Perez agreed it is difficult getting both witnesses and even victims to talk.
"That thought of snitches end up in either stitches or ditches is very large in this community - and the fear factor of what might happen to them has a lot to do with it," Perez explained.
Added Detective Daniel Valladaros: "I don't know where but somewhere in society it has gotten to the place where it is almost wrong to do the right thing."
Asked if he ever arrives on a scene and think to himself there is no way this case is ever going to be solved, Castellanos said: "No way, no way. You can't have that approach in this assignment. You have to take on the approach: Is it challenging? Yes. Is it difficult? Yes. Do you have a lot to work with? Maybe not. Well if it were easy anybody could do it. So this isn't easy. Never has been and never will be."
And even if the case isn't solved right away it stays with you, Castellanos said.
"That case is in your mind, that family is in your mind," he added.
One thing that has changed with time is the attitude of those holding the guns. Cooper said years of witnessing violence has bred contempt for life and acceptance of death.
"I've had young people come in and tell me I've had two or three friends killed, I'm not going to live until 21," Cooper said. "I don't expect to live until I'm 21. And that's just how they feel. That's just how it is. It's almost as if they are immune to the violence."
CBS4 News plotted nearly every shooting in Miami Dade County for 2012; the scar that cuts through the county is evident from Overtown to Miami Gardens.
In the midst of this carnage lives Robert Malone. Every day Malone picks up his 12-year-old nephew from school to make sure he arrives home safely.
"I pick him up from school by 3:30, we come in and he's in the house," Malone said. "There is no playing around like I did. I played basketball and football and walked home and played with my friends."
But Malone said that sense of nostalgia isn't worth the risk.
"We see the violence, we see the senseless violence," Malone said. "Not only do I fear for him, but I fear for my entire family. I fear for the families that are in this community,"

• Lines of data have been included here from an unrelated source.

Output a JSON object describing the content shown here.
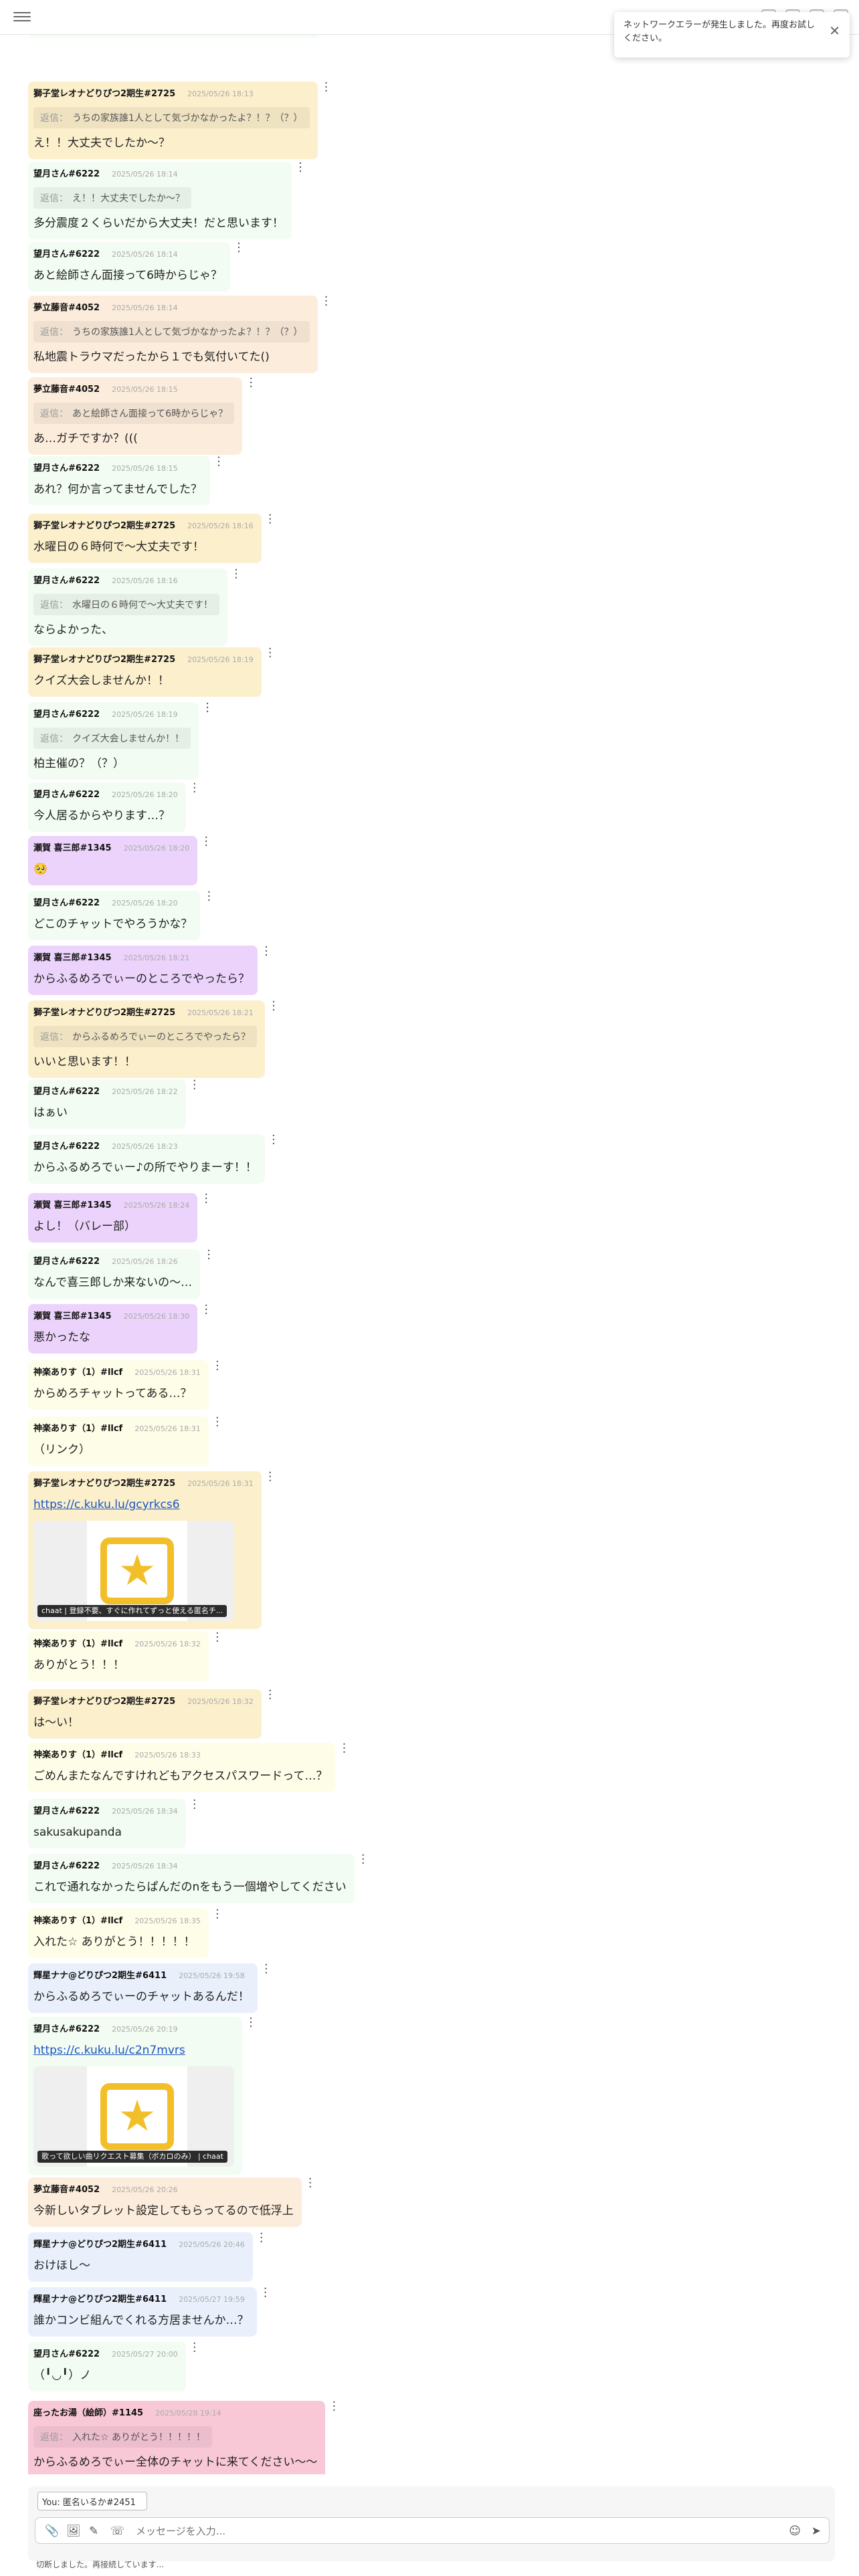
{
  "toast": {
    "text": "ネットワークエラーが発生しました。再度お試しください。",
    "close": "✕"
  },
  "messages": [
    {
      "user": "望月さん#6222",
      "time": "2025/05/26 18:13",
      "text": "うちの家族誰1人として気づかなかったよ？！？（？）",
      "color": "green"
    },
    {
      "user": "獅子堂レオナどりぴつ2期生#2725",
      "time": "2025/05/26 18:13",
      "quote": "うちの家族誰1人として気づかなかったよ？！？（？）",
      "text": "え！！大丈夫でしたか〜？",
      "color": "yellow"
    },
    {
      "user": "望月さん#6222",
      "time": "2025/05/26 18:14",
      "quote": "え！！大丈夫でしたか〜？",
      "text": "多分震度２くらいだから大丈夫！だと思います！",
      "color": "green"
    },
    {
      "user": "望月さん#6222",
      "time": "2025/05/26 18:14",
      "text": "あと絵師さん面接って6時からじゃ？",
      "color": "green"
    },
    {
      "user": "夢立藤音#4052",
      "time": "2025/05/26 18:14",
      "quote": "うちの家族誰1人として気づかなかったよ？！？（？）",
      "text": "私地震トラウマだったから１でも気付いてた()",
      "color": "orange"
    },
    {
      "user": "夢立藤音#4052",
      "time": "2025/05/26 18:15",
      "quote": "あと絵師さん面接って6時からじゃ？",
      "text": "あ…ガチですか？(((",
      "color": "orange"
    },
    {
      "user": "望月さん#6222",
      "time": "2025/05/26 18:15",
      "text": "あれ？何か言ってませんでした？",
      "color": "green"
    },
    {
      "user": "獅子堂レオナどりぴつ2期生#2725",
      "time": "2025/05/26 18:16",
      "text": "水曜日の６時何で〜大丈夫です！",
      "color": "yellow"
    },
    {
      "user": "望月さん#6222",
      "time": "2025/05/26 18:16",
      "quote": "水曜日の６時何で〜大丈夫です！",
      "text": "ならよかった、",
      "color": "green"
    },
    {
      "user": "獅子堂レオナどりぴつ2期生#2725",
      "time": "2025/05/26 18:19",
      "text": "クイズ大会しませんか！！",
      "color": "yellow"
    },
    {
      "user": "望月さん#6222",
      "time": "2025/05/26 18:19",
      "quote": "クイズ大会しませんか！！",
      "text": "柏主催の？（？）",
      "color": "green"
    },
    {
      "user": "望月さん#6222",
      "time": "2025/05/26 18:20",
      "text": "今人居るからやります…？",
      "color": "green"
    },
    {
      "user": "瀬賀 喜三郎#1345",
      "time": "2025/05/26 18:20",
      "text": "🥺",
      "color": "purple"
    },
    {
      "user": "望月さん#6222",
      "time": "2025/05/26 18:20",
      "text": "どこのチャットでやろうかな？",
      "color": "green"
    },
    {
      "user": "瀬賀 喜三郎#1345",
      "time": "2025/05/26 18:21",
      "text": "からふるめろでぃーのところでやったら？",
      "color": "purple"
    },
    {
      "user": "獅子堂レオナどりぴつ2期生#2725",
      "time": "2025/05/26 18:21",
      "quote": "からふるめろでぃーのところでやったら？",
      "text": "いいと思います！！",
      "color": "yellow"
    },
    {
      "user": "望月さん#6222",
      "time": "2025/05/26 18:22",
      "text": "はぁい",
      "color": "green"
    },
    {
      "user": "望月さん#6222",
      "time": "2025/05/26 18:23",
      "text": "からふるめろでぃー♪の所でやりまーす！！",
      "color": "green"
    },
    {
      "user": "瀬賀 喜三郎#1345",
      "time": "2025/05/26 18:24",
      "text": "よし！（バレー部）",
      "color": "purple"
    },
    {
      "user": "望月さん#6222",
      "time": "2025/05/26 18:26",
      "text": "なんで喜三郎しか来ないの〜…",
      "color": "green"
    },
    {
      "user": "瀬賀 喜三郎#1345",
      "time": "2025/05/26 18:30",
      "text": "悪かったな",
      "color": "purple"
    },
    {
      "user": "神楽ありす（1）#llcf",
      "time": "2025/05/26 18:31",
      "text": "からめろチャットってある…？",
      "color": "lemon"
    },
    {
      "user": "神楽ありす（1）#llcf",
      "time": "2025/05/26 18:31",
      "text": "（リンク）",
      "color": "lemon"
    },
    {
      "user": "獅子堂レオナどりぴつ2期生#2725",
      "time": "2025/05/26 18:31",
      "link": "https://c.kuku.lu/gcyrkcs6",
      "preview": "chaat | 登録不要、すぐに作れてずっと使える匿名チ...",
      "color": "yellow"
    },
    {
      "user": "神楽ありす（1）#llcf",
      "time": "2025/05/26 18:32",
      "text": "ありがとう！！！",
      "color": "lemon"
    },
    {
      "user": "獅子堂レオナどりぴつ2期生#2725",
      "time": "2025/05/26 18:32",
      "text": "は〜い！",
      "color": "yellow"
    },
    {
      "user": "神楽ありす（1）#llcf",
      "time": "2025/05/26 18:33",
      "text": "ごめんまたなんですけれどもアクセスパスワードって…？",
      "color": "lemon"
    },
    {
      "user": "望月さん#6222",
      "time": "2025/05/26 18:34",
      "text": "sakusakupanda",
      "color": "green"
    },
    {
      "user": "望月さん#6222",
      "time": "2025/05/26 18:34",
      "text": "これで通れなかったらぱんだのnをもう一個増やしてください",
      "color": "green"
    },
    {
      "user": "神楽ありす（1）#llcf",
      "time": "2025/05/26 18:35",
      "text": "入れた☆ ありがとう！！！！！",
      "color": "lemon"
    },
    {
      "user": "輝星ナナ@どりぴつ2期生#6411",
      "time": "2025/05/26 19:58",
      "text": "からふるめろでぃーのチャットあるんだ！",
      "color": "blue"
    },
    {
      "user": "望月さん#6222",
      "time": "2025/05/26 20:19",
      "link": "https://c.kuku.lu/c2n7mvrs",
      "preview": "歌って欲しい曲リクエスト募集（ボカロのみ） | chaat",
      "color": "green"
    },
    {
      "user": "夢立藤音#4052",
      "time": "2025/05/26 20:26",
      "text": "今新しいタブレット設定してもらってるので低浮上",
      "color": "orange"
    },
    {
      "user": "輝星ナナ@どりぴつ2期生#6411",
      "time": "2025/05/26 20:46",
      "text": "おけほし〜",
      "color": "blue"
    },
    {
      "user": "輝星ナナ@どりぴつ2期生#6411",
      "time": "2025/05/27 19:59",
      "text": "誰かコンビ組んでくれる方居ませんか…？",
      "color": "blue"
    },
    {
      "user": "望月さん#6222",
      "time": "2025/05/27 20:00",
      "text": "（╹◡╹）ノ",
      "color": "green"
    },
    {
      "user": "座ったお湯（絵師）#1145",
      "time": "2025/05/28 19:14",
      "quote": "入れた☆ ありがとう！！！！！",
      "text": "からふるめろでぃー全体のチャットに来てください〜〜",
      "color": "pink"
    }
  ],
  "labels": {
    "reply_prefix": "返信："
  },
  "composer": {
    "identity_value": "You: 匿名いるか#2451",
    "placeholder": "メッセージを入力...",
    "attach_icon": "paperclip-icon",
    "image_icon": "image-icon",
    "draw_icon": "pen-icon",
    "call_icon": "phone-icon",
    "emoji_icon": "smile-icon",
    "send_icon": "send-icon"
  },
  "status": "切断しました。再接続しています..."
}
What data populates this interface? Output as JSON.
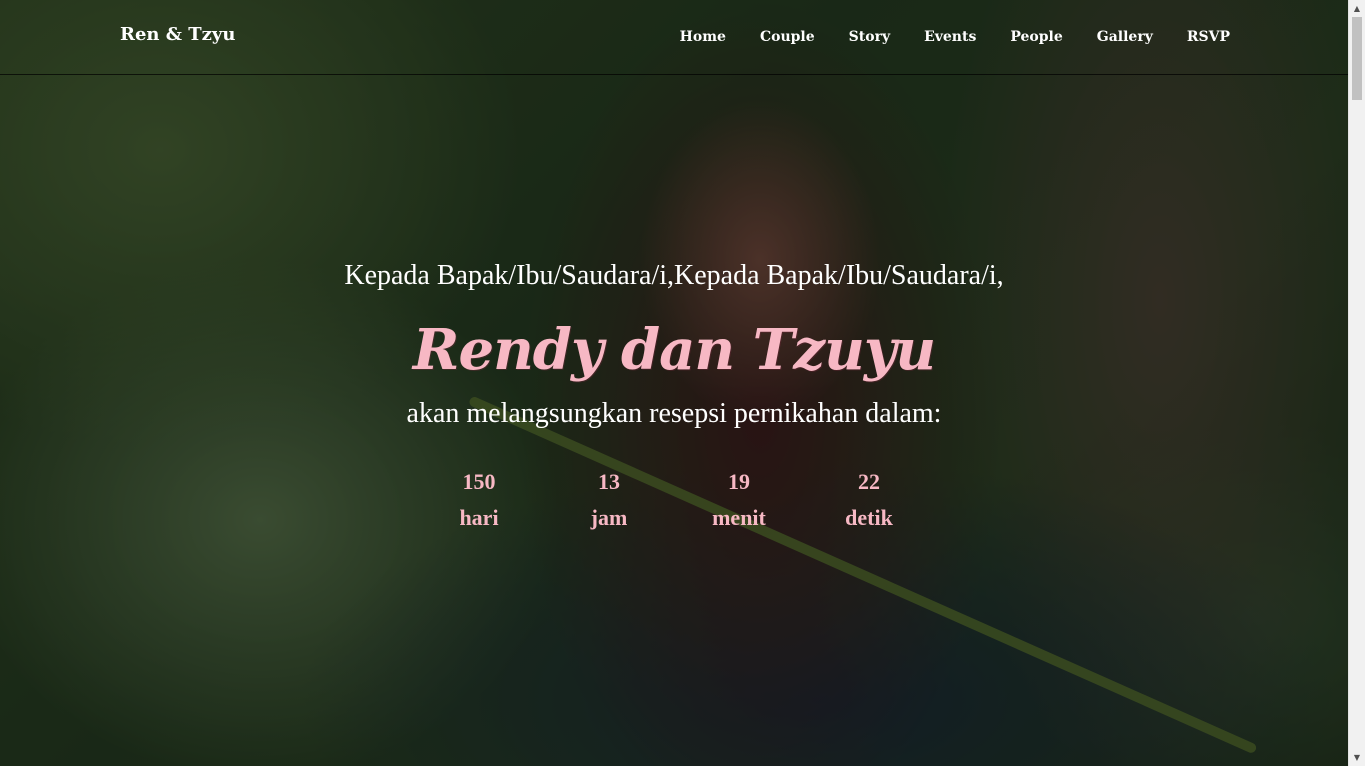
{
  "navbar": {
    "brand": "Ren & Tzyu",
    "items": [
      {
        "label": "Home"
      },
      {
        "label": "Couple"
      },
      {
        "label": "Story"
      },
      {
        "label": "Events"
      },
      {
        "label": "People"
      },
      {
        "label": "Gallery"
      },
      {
        "label": "RSVP"
      }
    ]
  },
  "hero": {
    "greeting": "Kepada Bapak/Ibu/Saudara/i,Kepada Bapak/Ibu/Saudara/i,",
    "couple_name": "Rendy dan Tzuyu",
    "subtitle": "akan melangsungkan resepsi pernikahan dalam:",
    "accent_color": "#f7b8c4",
    "countdown": [
      {
        "value": "150",
        "label": "hari"
      },
      {
        "value": "13",
        "label": "jam"
      },
      {
        "value": "19",
        "label": "menit"
      },
      {
        "value": "22",
        "label": "detik"
      }
    ]
  },
  "scrollbar": {
    "up_icon": "arrow-up-icon",
    "down_icon": "arrow-down-icon"
  }
}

President of the Hadley Park Homeowners Association, Malone lives with his mother, sister and nephew behind a series of gates, locks and bars.
"We all sort of govern ourselves by certain rules," Malone said. "My sister goes out at night I don't go to sleep until she's in the house."
At night when his mother takes the Metro Rail home from work, he picks her up at the station, even though it is only a few blocks away.
"She's not going to walk home - that's not going to happen because anything can happen," he said.
There is a realization that even though neither he nor any member of his family has been shot, it doesn't mean they haven't been affected by the violence since it changes the way they live.
"That's right," Malone acknowledged, "and again we have some great families in this community, who care about the community."
Malone said the one thing he is tired of is the posturing of politicians.
"If some young kid is killed then everyone wants to get together and they want to have a press conference and say no to violence," Malone said. "Or they want to collect guns off the street."
Malone said it's a nice effort but the guns are everywhere.
"These kids are resourceful," he said. "You can get a gun real quickly in this community, real quickly. If you really want one, you can get one - and that's shameful, that's shameful."
Better to find long term solutions.
"We are reacting to the crime rather than trying to be proactive and address issues of poverty, issues of poor education, issues of jobs and job training," he said. "I want kids to be able to grow up in this neighborhood and not fear for their lives."